J’affirme tout cela avec précautions. La pensée du Maître étant à certains égards peu explicite, je lui ai écrit pour lui demander de bien vouloir me communiquer les pages de ses œuvres où j’aurais pu trouver réponse à mes interrogations. Le Maître n’a pas daigné me répondre.

Rappelons les deux principes fondamentaux de la réforme monétaire proposée par Maurice Allais :

1/ la création monétaire doit relever de l’Etat et de l’Etat seul. Toute émission de monnaie par les banques commerciales doit être rendue impossible. Seule doit circuler la monnaie de base émise par la Banque Centrale ;

2/ tout financement d’investissement à un terme donné doit être assuré par des emprunts à des termes plus longs, ce qui permet d’assurer à tout moment que le système garde une liquidité convenable.

Ces deux principes conduisent à trois conséquences directes :

3/ le crédit bancaire (aux agents économiques et/ou à l’Etat) qui est la contrepartie de l’émission monétaire est donc, in fine, porté par la seule Banque Centrale. Le taux de croissance de la masse monétaire, idéalement fixé au taux d’accroissement du PNB réel augmenté du taux cible d’inflation tolérée, est celui de la seule monnaie de base ou monnaie centrale. Pour la France, cette règle conduirait à une expansion de la masse monétaire de l’ordre de 4% (2+2) par an. L’alimentation monétaire étant tout entière entre les mains de la Banque Centrale, le respect de cette discipline explicite serait plus simple, mieux vérifiable, que ce n’est le cas dans l’organisation actuelle.

4/ ce crédit bancaire, porté par la seule Banque Centrale, doit être relayé auprès des emprunteurs finaux par des organismes intermédiaires. Ce sont (je cite) « des banques de prêt empruntant à des termes donnés et prêtant les fonds empruntés à des termes plus courts, le montant global des prêts ne pouvant excéder le montant global des fonds empruntés ».

D’où le schéma ci-après, qui me parait fidèle, et qui retrace les opérations inscrites aux bilans tant de la Banque Centrale que des banques de prêt :

Banque Centrale

100
(crédit aux banques de prêt)

100
(émission de monnaie centrale)

Banques de prêt

100
(prêts à l’économie)

100
(dette vis-à-vis de la Banque Centrale)

5/ cependant, les banques de dépôt, et elles seulement, « assurent à l’exclusion de toute opération de prêt les encaissements et les paiements et la garde des dépôts de leurs clients, les comptes des clients ne pouvant comporter aucun découvert ». Qu’est-ce à dire ?

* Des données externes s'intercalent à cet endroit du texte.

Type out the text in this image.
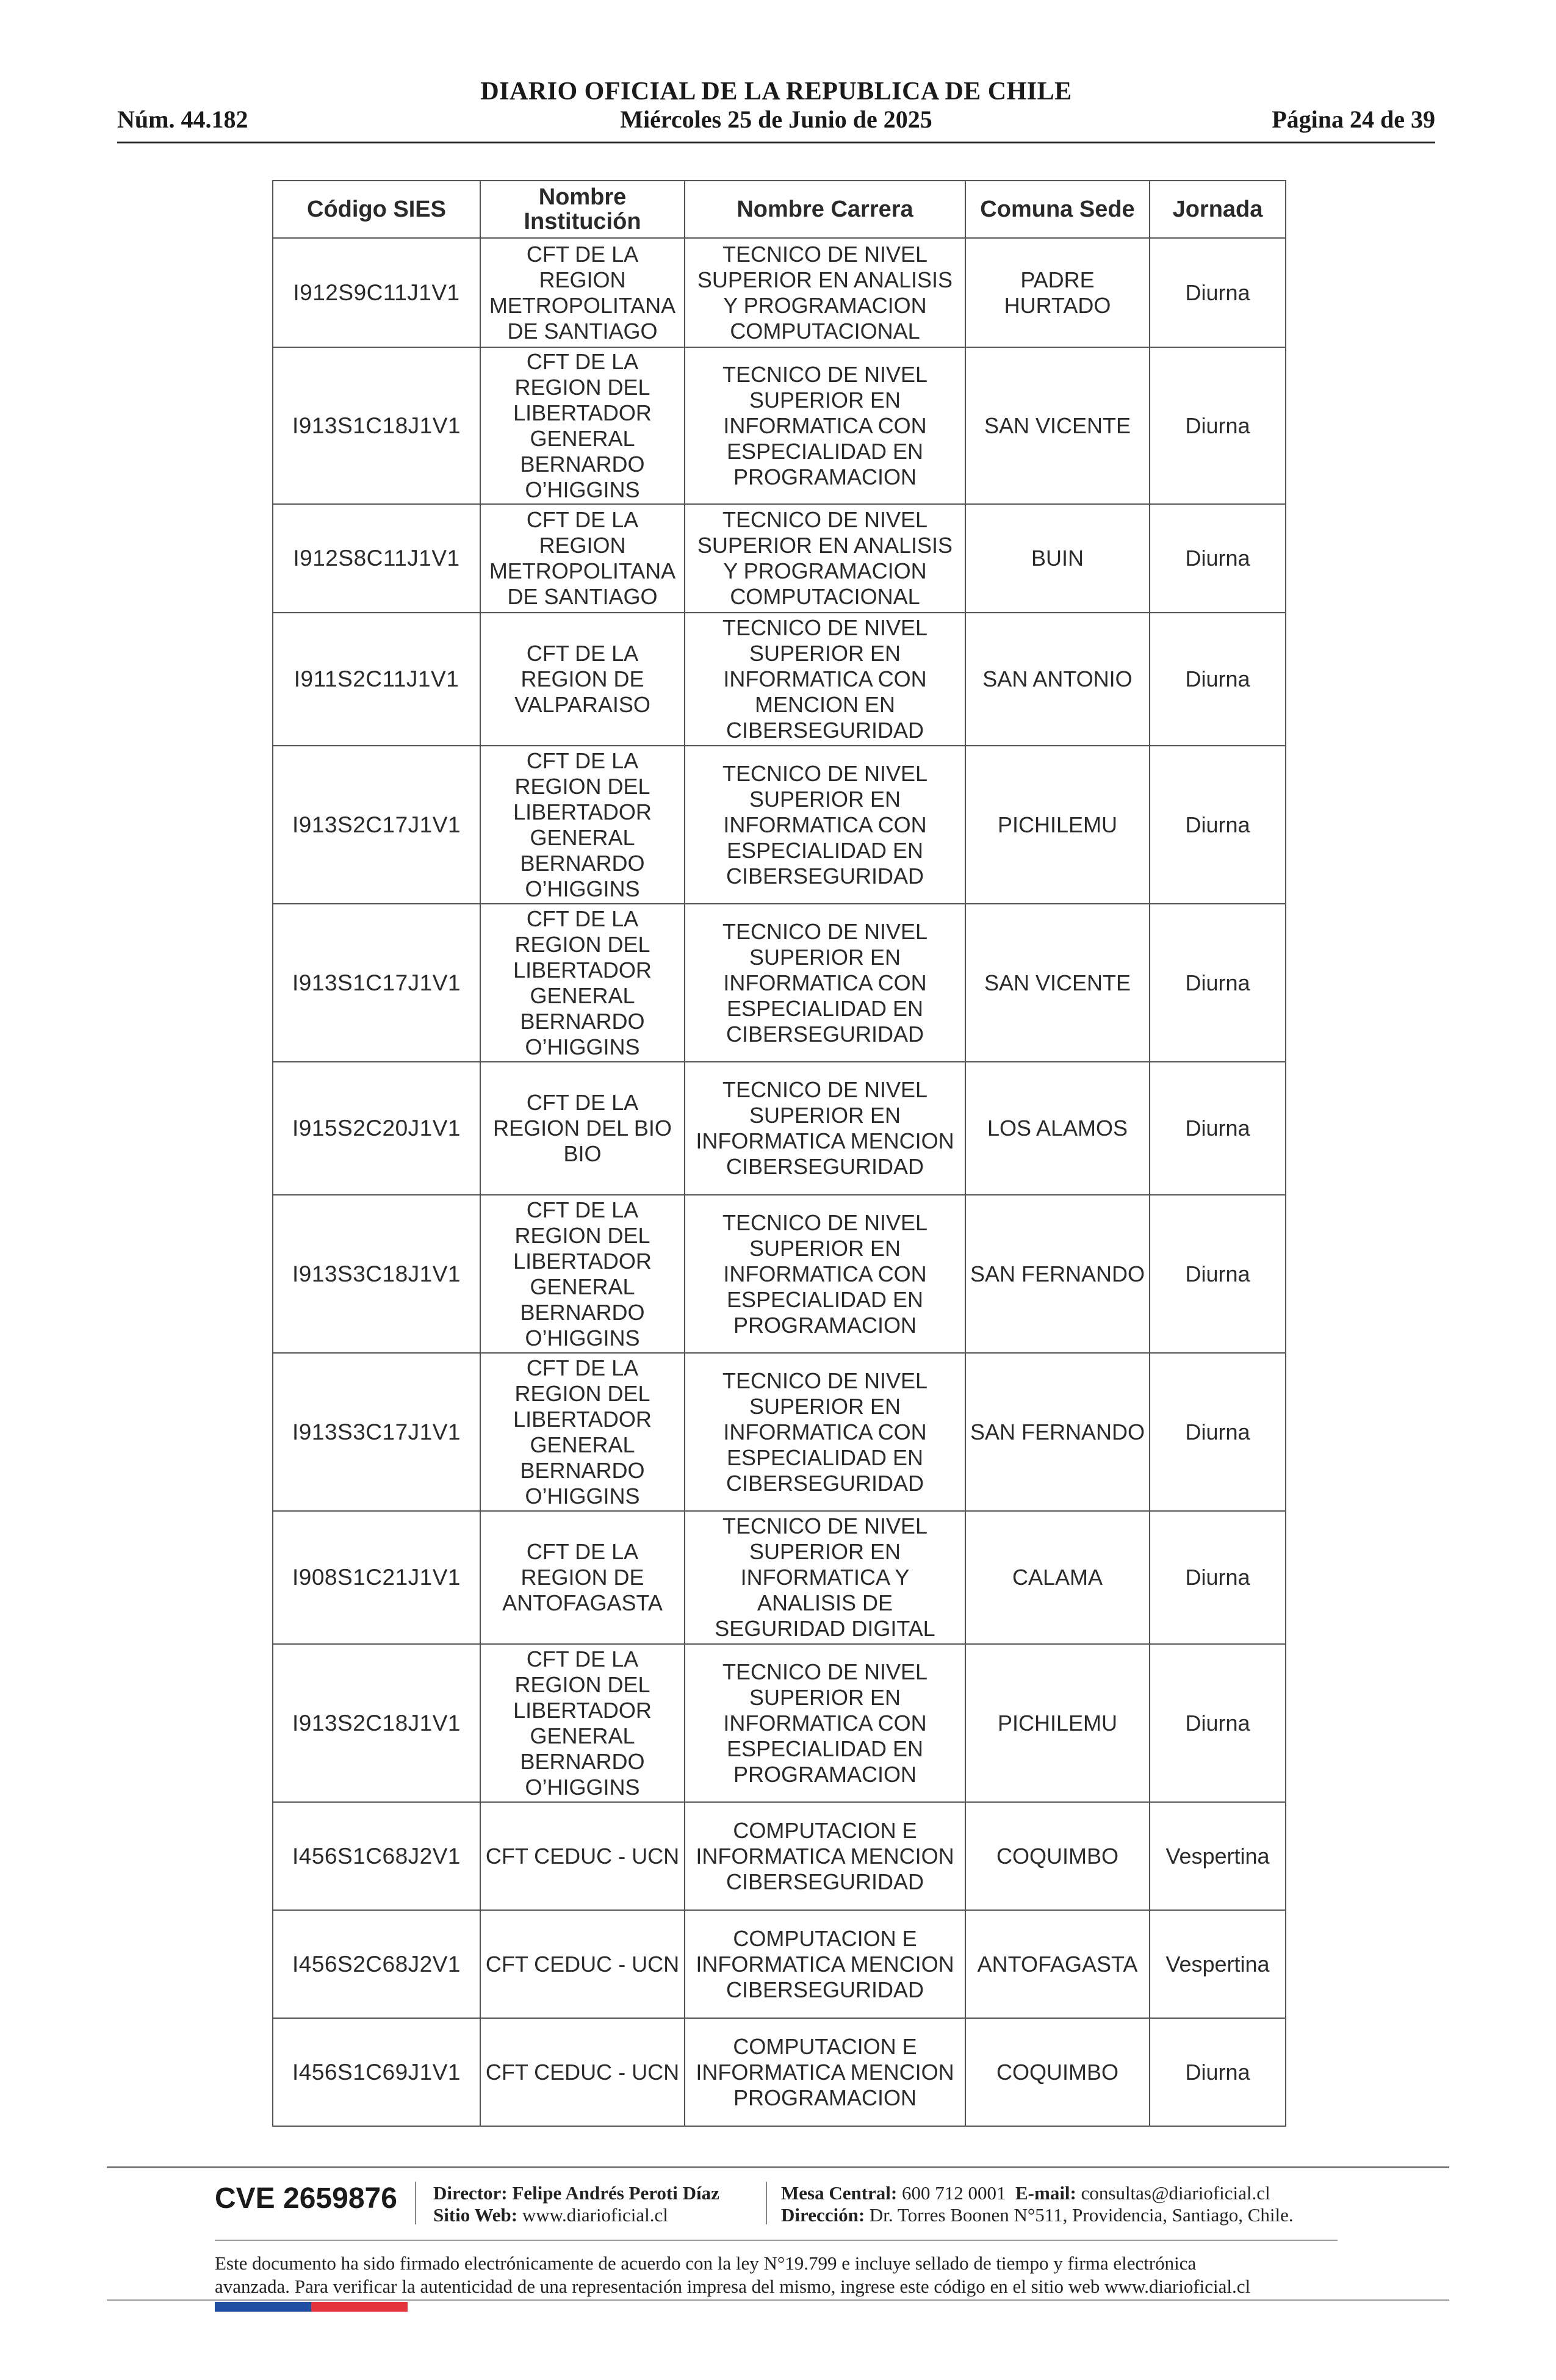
DIARIO OFICIAL DE LA REPUBLICA DE CHILE
Núm. 44.182	Miércoles 25 de Junio de 2025	Página 24 de 39
Código SIES	Nombre Institución	Nombre Carrera	Comuna Sede	Jornada
I912S9C11J1V1	CFT DE LA REGION METROPOLITANA DE SANTIAGO	TECNICO DE NIVEL SUPERIOR EN ANALISIS Y PROGRAMACION COMPUTACIONAL	PADRE HURTADO	Diurna
I913S1C18J1V1	CFT DE LA REGION DEL LIBERTADOR GENERAL BERNARDO O’HIGGINS	TECNICO DE NIVEL SUPERIOR EN INFORMATICA CON ESPECIALIDAD EN PROGRAMACION	SAN VICENTE	Diurna
I912S8C11J1V1	CFT DE LA REGION METROPOLITANA DE SANTIAGO	TECNICO DE NIVEL SUPERIOR EN ANALISIS Y PROGRAMACION COMPUTACIONAL	BUIN	Diurna
I911S2C11J1V1	CFT DE LA REGION DE VALPARAISO	TECNICO DE NIVEL SUPERIOR EN INFORMATICA CON MENCION EN CIBERSEGURIDAD	SAN ANTONIO	Diurna
I913S2C17J1V1	CFT DE LA REGION DEL LIBERTADOR GENERAL BERNARDO O’HIGGINS	TECNICO DE NIVEL SUPERIOR EN INFORMATICA CON ESPECIALIDAD EN CIBERSEGURIDAD	PICHILEMU	Diurna
I913S1C17J1V1	CFT DE LA REGION DEL LIBERTADOR GENERAL BERNARDO O’HIGGINS	TECNICO DE NIVEL SUPERIOR EN INFORMATICA CON ESPECIALIDAD EN CIBERSEGURIDAD	SAN VICENTE	Diurna
I915S2C20J1V1	CFT DE LA REGION DEL BIO BIO	TECNICO DE NIVEL SUPERIOR EN INFORMATICA MENCION CIBERSEGURIDAD	LOS ALAMOS	Diurna
I913S3C18J1V1	CFT DE LA REGION DEL LIBERTADOR GENERAL BERNARDO O’HIGGINS	TECNICO DE NIVEL SUPERIOR EN INFORMATICA CON ESPECIALIDAD EN PROGRAMACION	SAN FERNANDO	Diurna
I913S3C17J1V1	CFT DE LA REGION DEL LIBERTADOR GENERAL BERNARDO O’HIGGINS	TECNICO DE NIVEL SUPERIOR EN INFORMATICA CON ESPECIALIDAD EN CIBERSEGURIDAD	SAN FERNANDO	Diurna
I908S1C21J1V1	CFT DE LA REGION DE ANTOFAGASTA	TECNICO DE NIVEL SUPERIOR EN INFORMATICA Y ANALISIS DE SEGURIDAD DIGITAL	CALAMA	Diurna
I913S2C18J1V1	CFT DE LA REGION DEL LIBERTADOR GENERAL BERNARDO O’HIGGINS	TECNICO DE NIVEL SUPERIOR EN INFORMATICA CON ESPECIALIDAD EN PROGRAMACION	PICHILEMU	Diurna
I456S1C68J2V1	CFT CEDUC - UCN	COMPUTACION E INFORMATICA MENCION CIBERSEGURIDAD	COQUIMBO	Vespertina
I456S2C68J2V1	CFT CEDUC - UCN	COMPUTACION E INFORMATICA MENCION CIBERSEGURIDAD	ANTOFAGASTA	Vespertina
I456S1C69J1V1	CFT CEDUC - UCN	COMPUTACION E INFORMATICA MENCION PROGRAMACION	COQUIMBO	Diurna
CVE 2659876 Director: Felipe Andrés Peroti Díaz
Sitio Web: www.diarioficial.cl
Mesa Central: 600 712 0001 E-mail: consultas@diarioficial.cl
Dirección: Dr. Torres Boonen N°511, Providencia, Santiago, Chile.
Este documento ha sido firmado electrónicamente de acuerdo con la ley N°19.799 e incluye sellado de tiempo y firma electrónica
avanzada. Para verificar la autenticidad de una representación impresa del mismo, ingrese este código en el sitio web www.diarioficial.cl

Une quantité de monnaie de base égale à 100 est émise par la Banque Centrale en contrepartie de ses crédits aux banques de prêts. Les prêts consentis par ces dernières aux agents économiques ont pour effet de faire circuler parmi ceux-ci l’encaisse ainsi créée. Mais cette dernière doit être en permanence inscrite au passif des seules banques de dépôts qui, à leur tour, la mettent en dépôt auprès de la Banque Centrale. D’où la description complète du système :

bc.1283961095.jpg

Jusque là, tout parait facile. Nous allons maintenant entrer dans la partie critique.

Première remarque : le système n’est pas gratuit

L’alimentation monétaire de l’économie, quelle que soit sa source, a un coût. Nous ne sommes pas dans un univers virtuel, sans géographie ni relief. Les agents économiques, ménages et entreprises, répartis sur le territoire, sont plus ou moins difficilement accessibles et exposent leurs prêteurs à des risques variables de non-remboursement.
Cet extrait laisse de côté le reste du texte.